Ask Our Experts: Federal Decriminalization of Cannabis
Q: Cannabis proponents have applauded the incoming Biden-Harris administration’s platform for decriminalization, but what are the results likely to be?
By Noah Tomares, Research Analyst, New Frontier Data
A: Decriminalization is not legalization. If a drug’s use and possession are decriminalized, it remains illegal to possess or use said drug. In a 2017 report, The Drug Policy Alliance defined drug decriminalization as “the elimination of criminal penalties for drug use and possession, as well as the elimination of criminal penalties for the possession of equipment used for the purpose of introducing drugs into the human body.” Thus, even if criminal penalties are eliminated, potential for civil penalties remains.
In the United States, modern cannabis prohibition is based on the 1970 Controlled Substances Act (CSA). Cannabis is federally codified as a Schedule I Controlled Substance, along with such drugs as heroin, lysergic acid diethylamide (LSD), and peyote. According to the CSA, those drugs are classified (i.e., scheduled) each as having no currently accepted medical use, a lack of accepted safety for use, and a high potential for abuse.

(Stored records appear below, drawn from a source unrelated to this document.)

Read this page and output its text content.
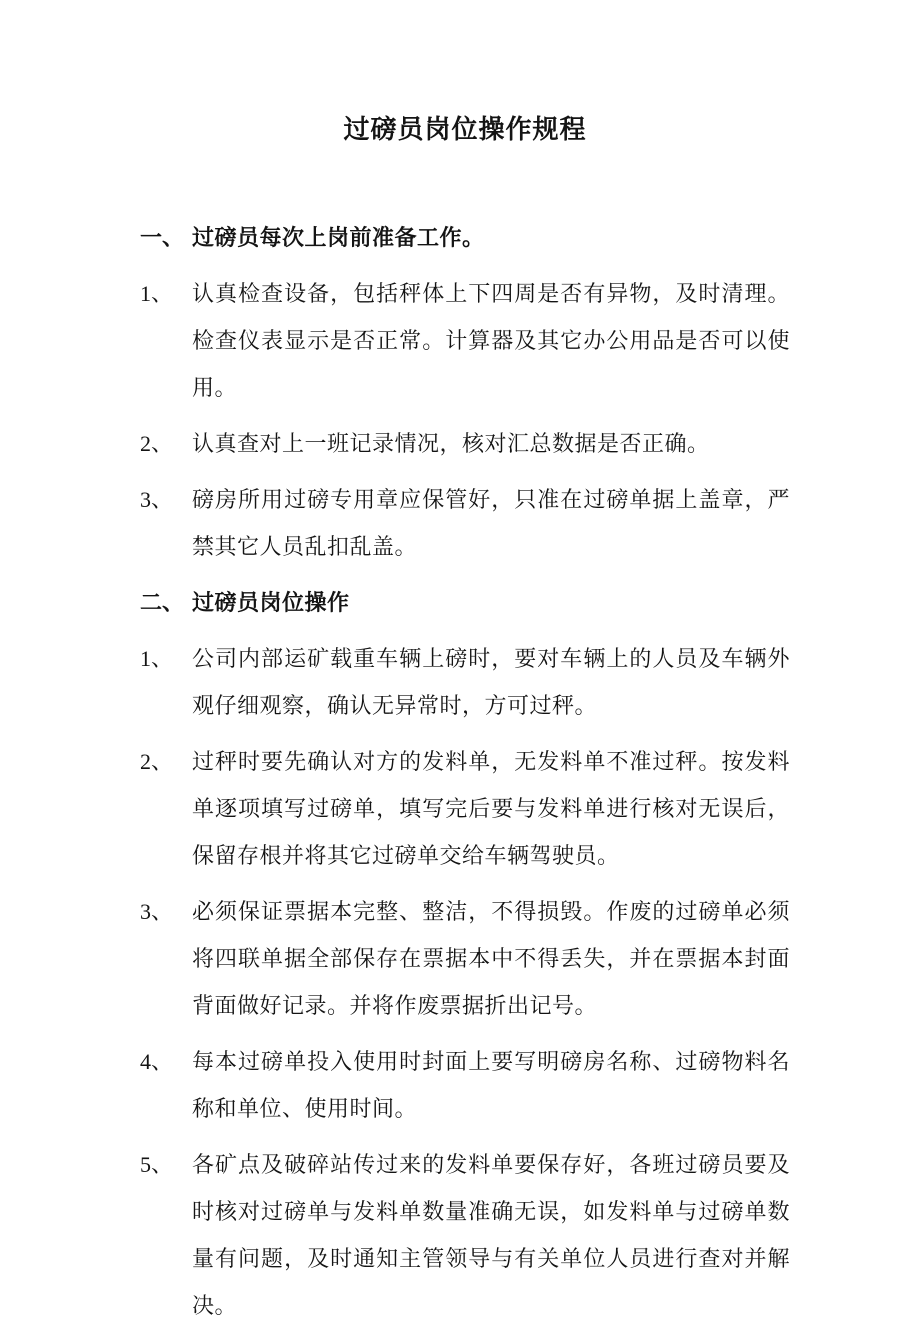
过磅员岗位操作规程
一、 过磅员每次上岗前准备工作。
1、 认真检查设备，包括秤体上下四周是否有异物，及时清理。检查仪表显示是否正常。计算器及其它办公用品是否可以使用。
2、 认真查对上一班记录情况，核对汇总数据是否正确。
3、 磅房所用过磅专用章应保管好，只准在过磅单据上盖章，严禁其它人员乱扣乱盖。
二、 过磅员岗位操作
1、 公司内部运矿载重车辆上磅时，要对车辆上的人员及车辆外观仔细观察，确认无异常时，方可过秤。
2、 过秤时要先确认对方的发料单，无发料单不准过秤。按发料单逐项填写过磅单，填写完后要与发料单进行核对无误后，保留存根并将其它过磅单交给车辆驾驶员。
3、 必须保证票据本完整、整洁，不得损毁。作废的过磅单必须将四联单据全部保存在票据本中不得丢失，并在票据本封面背面做好记录。并将作废票据折出记号。
4、 每本过磅单投入使用时封面上要写明磅房名称、过磅物料名称和单位、使用时间。
5、 各矿点及破碎站传过来的发料单要保存好，各班过磅员要及时核对过磅单与发料单数量准确无误，如发料单与过磅单数量有问题，及时通知主管领导与有关单位人员进行查对并解决。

As a Schedule I Controlled Substance, cannabis remains federally prohibited even in states having legalized and operating markets. While there are several bills submitted to Congress to address that prohibition and the disconnects between state and federal policies, current state-legal operators are left working in a challenging gray space.
Cannabis businesses represent potential liability and jeopardy for federally insured banking institutions, which are at risk of penalties for providing banking services to cannabis companies even where established as state-approved cannabis or hemp-related businesses. Ergo, they are often denied professional services, a disconnect which is aspiringly addressed in H.R.1595: The SAFE Banking Act, which has passed the Democrat-led House but has been referred to committee in the Republican-majority Senate.
Additionally, cannabis businesses are also subject to U.S. Code §280E: Expenditures in connection with the illegal sales of drugs. In short, [simply], 280E forbids businesses from deducting otherwise ordinary business expenses from gross income associated with the trafficking of Schedule I or II substances. The legislative intent of S.2227: The MORE Act, in addition to decriminalizing marijuana, is both to remove marijuana from the list of scheduled substances under the CSA, and free cannabis businesses from the onus of 280E. While a floor vote in the House is planned for December, passage of the MORE Act, as with the SAFE Banking Act, faces major obstacles in the Senate.
Given those impediments, the incoming Biden administration faces immediate challenges regarding its decriminalization policies. Vice President-elect Kamala Harris, a sponsor of the MORE Act in the Senate, has pledged to keep decriminalization an administrative priority. President-elect Biden has been more measured about his stance for reforms. Even before Inauguration Day, much depends on the January Senate runoff elections in Georgia, and whether the administration will be joined with Democratic control of the Senate.
It has been suggested that Biden may direct the DEA & FDA to move cannabis to Schedule II of the Controlled Substances Act. However, such incrementalism would undermine his vice president’s pledge, and possibly stir more problems than it would solve. If moving cannabis from Schedule I to Schedule II would seem a step in the right direction, Schedule II drugs are nevertheless also subject to the aforementioned banking and tax challenges. Cannabis businesses would receive no relief, and simultaneously be saddled with additional regulatory oversight as dictated by Schedule II.
Pending the electoral Senate outcome, odds seem likely to favor Biden’s following in President Obama’s footsteps and claiming that federal rescheduling must come through Congress.
However the January elections play out, the legal cannabis industry has already been a decided big winner of the November elections, in which five states passed a total of six pro-cannabis ballot initiatives. Support for legal cannabis is broadly bipartisan, with public support increasing as new legal markets have formed and expanded. Most Americans now live in states with legalized medical or recreational cannabis markets. As contentious as the partisan gridlock in Washington, D.C., may continue to be, the overall outlook for cannabis reform looks promising.